Union Home Minister and senior BJP leader Amit Shah yesterday said that a controversial slogan and statements made in the run-up to the February 8 Delhi Assembly elections may have caused the party dear.
“We stick to our stand on the Shaheen Bagh protests (against the CAA). However, some slogans should not have been made. Our performance may have suffered because of this,” Shah said at the Times Now Summit in New Delhi. It was at a public rally addressed by Union Minister Anurag Thakur in Delhi that controversial slogans were raised, which brought him censure from the Election Commission of India.
Asserting that people were entitled to protest democratically, Shah claimed that controversial statements were made even at the Shaheen Bagh protest site.
As for arrested Jawaharlal Nehru University student Sharjeel Imam, the home minister said: “He spoke about shutting Assam. We have shut him in a jail instead.”
He said the ministry of home affairs was looking into possible links between the Popular Front of India and Shaheen Bagh protesters. Shah also said that the police crackdown at the Jamia Millia Islamia in December last year wasn’t on students but “those who burnt buses” in violence outside the campus.
Shah conceded that his assessment of getting 45 seats in Delhi poll turned out to be wrong.
“My assessment was 45 seats. It turned out to be wrong,” he said.

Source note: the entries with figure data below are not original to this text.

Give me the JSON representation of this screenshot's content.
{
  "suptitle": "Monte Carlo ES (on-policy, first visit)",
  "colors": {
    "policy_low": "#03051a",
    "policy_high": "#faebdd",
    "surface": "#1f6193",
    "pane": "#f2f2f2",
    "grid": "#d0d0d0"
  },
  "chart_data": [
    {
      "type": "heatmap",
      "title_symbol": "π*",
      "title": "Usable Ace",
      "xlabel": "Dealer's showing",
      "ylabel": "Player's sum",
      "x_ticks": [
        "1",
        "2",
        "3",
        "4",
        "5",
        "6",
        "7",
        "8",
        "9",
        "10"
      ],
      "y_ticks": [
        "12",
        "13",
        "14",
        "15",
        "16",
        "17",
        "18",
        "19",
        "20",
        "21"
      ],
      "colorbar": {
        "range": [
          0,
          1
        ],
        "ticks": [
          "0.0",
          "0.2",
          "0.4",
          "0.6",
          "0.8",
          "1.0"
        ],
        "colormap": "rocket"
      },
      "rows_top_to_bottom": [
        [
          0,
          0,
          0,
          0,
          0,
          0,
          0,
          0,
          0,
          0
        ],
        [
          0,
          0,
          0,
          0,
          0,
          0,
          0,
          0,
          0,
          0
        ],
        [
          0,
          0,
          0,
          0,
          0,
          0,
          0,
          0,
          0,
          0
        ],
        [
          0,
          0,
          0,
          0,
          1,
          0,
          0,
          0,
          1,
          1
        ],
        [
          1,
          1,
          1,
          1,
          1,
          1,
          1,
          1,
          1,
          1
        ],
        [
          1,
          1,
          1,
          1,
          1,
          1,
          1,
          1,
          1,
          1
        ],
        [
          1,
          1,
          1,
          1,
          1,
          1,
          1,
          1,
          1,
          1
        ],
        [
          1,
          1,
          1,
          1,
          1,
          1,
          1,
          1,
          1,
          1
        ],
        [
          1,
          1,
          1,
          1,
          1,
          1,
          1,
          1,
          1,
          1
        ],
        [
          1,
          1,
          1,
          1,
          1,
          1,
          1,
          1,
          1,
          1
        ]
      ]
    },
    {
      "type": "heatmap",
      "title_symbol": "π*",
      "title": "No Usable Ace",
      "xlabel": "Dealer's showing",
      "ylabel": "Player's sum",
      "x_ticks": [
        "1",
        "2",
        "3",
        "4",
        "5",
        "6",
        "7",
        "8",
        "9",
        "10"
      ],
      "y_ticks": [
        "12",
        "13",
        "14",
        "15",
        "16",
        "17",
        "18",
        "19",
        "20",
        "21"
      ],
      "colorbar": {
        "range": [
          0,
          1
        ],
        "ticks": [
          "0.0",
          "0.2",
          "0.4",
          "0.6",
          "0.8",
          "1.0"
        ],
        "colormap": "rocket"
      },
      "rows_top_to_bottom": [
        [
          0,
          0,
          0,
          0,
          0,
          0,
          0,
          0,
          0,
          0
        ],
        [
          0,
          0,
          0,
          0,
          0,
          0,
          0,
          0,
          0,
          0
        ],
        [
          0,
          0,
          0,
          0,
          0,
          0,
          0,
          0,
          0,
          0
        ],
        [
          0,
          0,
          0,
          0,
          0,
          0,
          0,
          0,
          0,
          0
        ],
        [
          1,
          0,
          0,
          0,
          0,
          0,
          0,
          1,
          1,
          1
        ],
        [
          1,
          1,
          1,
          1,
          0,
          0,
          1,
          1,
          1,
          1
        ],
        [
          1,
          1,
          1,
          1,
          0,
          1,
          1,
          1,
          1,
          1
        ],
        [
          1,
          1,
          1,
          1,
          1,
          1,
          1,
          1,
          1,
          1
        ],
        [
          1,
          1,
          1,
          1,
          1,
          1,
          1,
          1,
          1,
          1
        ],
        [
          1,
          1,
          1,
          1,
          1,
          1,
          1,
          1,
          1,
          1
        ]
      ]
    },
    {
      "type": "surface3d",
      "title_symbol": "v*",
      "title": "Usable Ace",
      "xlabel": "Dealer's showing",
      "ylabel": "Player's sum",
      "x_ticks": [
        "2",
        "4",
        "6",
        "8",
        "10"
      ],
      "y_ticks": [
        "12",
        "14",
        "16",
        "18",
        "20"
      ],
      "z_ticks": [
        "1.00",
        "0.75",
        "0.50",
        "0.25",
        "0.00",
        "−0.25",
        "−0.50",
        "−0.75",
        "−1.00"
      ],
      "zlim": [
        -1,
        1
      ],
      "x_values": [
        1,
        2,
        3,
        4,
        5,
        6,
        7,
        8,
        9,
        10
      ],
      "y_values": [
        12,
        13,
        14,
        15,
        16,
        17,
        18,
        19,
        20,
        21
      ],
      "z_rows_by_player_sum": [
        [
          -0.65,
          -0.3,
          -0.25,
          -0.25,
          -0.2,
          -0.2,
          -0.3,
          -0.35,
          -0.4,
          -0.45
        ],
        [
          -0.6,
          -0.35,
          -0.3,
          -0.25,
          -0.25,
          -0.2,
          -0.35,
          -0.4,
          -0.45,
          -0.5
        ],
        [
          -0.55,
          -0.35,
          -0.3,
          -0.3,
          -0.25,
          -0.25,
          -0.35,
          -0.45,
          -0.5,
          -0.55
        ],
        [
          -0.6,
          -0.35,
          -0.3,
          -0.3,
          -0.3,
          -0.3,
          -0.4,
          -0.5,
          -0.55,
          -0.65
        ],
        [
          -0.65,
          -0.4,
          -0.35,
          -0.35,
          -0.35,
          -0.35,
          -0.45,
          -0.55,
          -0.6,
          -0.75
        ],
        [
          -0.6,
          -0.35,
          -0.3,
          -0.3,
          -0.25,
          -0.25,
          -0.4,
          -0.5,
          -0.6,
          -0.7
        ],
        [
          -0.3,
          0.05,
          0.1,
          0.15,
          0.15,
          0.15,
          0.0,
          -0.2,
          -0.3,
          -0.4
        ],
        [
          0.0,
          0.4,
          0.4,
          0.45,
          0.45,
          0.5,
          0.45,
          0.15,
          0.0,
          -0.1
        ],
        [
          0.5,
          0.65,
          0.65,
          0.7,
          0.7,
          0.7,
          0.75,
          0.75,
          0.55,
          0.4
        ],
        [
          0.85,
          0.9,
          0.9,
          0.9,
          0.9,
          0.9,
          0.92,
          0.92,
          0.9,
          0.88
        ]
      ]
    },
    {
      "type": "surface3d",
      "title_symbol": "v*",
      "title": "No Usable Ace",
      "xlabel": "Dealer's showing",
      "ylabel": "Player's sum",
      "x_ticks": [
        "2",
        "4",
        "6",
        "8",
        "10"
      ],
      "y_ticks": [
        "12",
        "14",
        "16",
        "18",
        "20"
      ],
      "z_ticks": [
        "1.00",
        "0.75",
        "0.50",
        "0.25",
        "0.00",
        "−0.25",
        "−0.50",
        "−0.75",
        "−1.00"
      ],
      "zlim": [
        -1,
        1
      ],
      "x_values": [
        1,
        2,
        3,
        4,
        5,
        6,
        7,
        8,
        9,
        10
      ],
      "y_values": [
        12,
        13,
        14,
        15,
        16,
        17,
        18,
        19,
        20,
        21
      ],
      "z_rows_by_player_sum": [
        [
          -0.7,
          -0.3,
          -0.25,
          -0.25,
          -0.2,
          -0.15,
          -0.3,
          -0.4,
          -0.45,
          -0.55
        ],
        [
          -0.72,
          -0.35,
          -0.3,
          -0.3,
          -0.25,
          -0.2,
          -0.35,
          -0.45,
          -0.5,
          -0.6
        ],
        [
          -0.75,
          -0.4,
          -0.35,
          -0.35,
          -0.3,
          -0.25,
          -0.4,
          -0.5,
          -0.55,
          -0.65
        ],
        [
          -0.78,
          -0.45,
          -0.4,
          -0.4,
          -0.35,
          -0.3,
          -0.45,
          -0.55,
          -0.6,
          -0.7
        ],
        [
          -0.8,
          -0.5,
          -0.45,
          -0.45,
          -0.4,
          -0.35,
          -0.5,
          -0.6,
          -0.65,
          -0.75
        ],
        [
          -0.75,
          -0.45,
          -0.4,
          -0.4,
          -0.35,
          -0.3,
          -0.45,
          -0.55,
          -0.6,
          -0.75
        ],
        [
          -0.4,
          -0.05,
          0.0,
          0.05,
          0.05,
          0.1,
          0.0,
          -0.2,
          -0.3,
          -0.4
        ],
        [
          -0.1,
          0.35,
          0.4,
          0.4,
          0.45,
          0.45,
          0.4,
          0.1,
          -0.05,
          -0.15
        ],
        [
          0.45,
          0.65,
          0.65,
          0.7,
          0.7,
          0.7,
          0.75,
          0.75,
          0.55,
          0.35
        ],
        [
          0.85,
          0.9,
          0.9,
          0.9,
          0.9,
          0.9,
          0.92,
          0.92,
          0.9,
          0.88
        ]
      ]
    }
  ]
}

 Shah said while BJP may have lost, but it “expanded its ideology”.  He said the BJP will play the role of a responsible opposition in the Delhi assembly.
In the wake of nationwide protests against the CAA, Shah vehemently defended the contentious law and said that anyone could seek time to debate the issue with him on merits.
“Whoever wants to clarify this issue can seek an appointment with me. I will personally clarify the issue to them. My office will provide time within three days,” Shah said.
Speaking on the proposed nationwide National Register of Citizens, Shah said that while the issue has been included in the Bharatiya Janata Party’s election manifesto, nothing has as yet been decided on the matter.
Flashing some papers, the minister claimed that a report by a parliamentary committee headed by then Congress leader Pranab Mukherjee had advocated for a nationwide NRC. He asserted that no one needs to show documents for inclusion in the National Population Register.
“Nobody has been asked for documents in the NPR. Nobody will be asked either. People are supposed to get their details recorded orally,” he said. 
As for Congress leader Rahul Gandhi’s charge that the Modi government was anti-Dalits, he said that the amendments to the Scheduled Castes and Scheduled Tribes law to deny reservation in promotions in government jobs were actually passed by the then Congress government in Uttarakhand.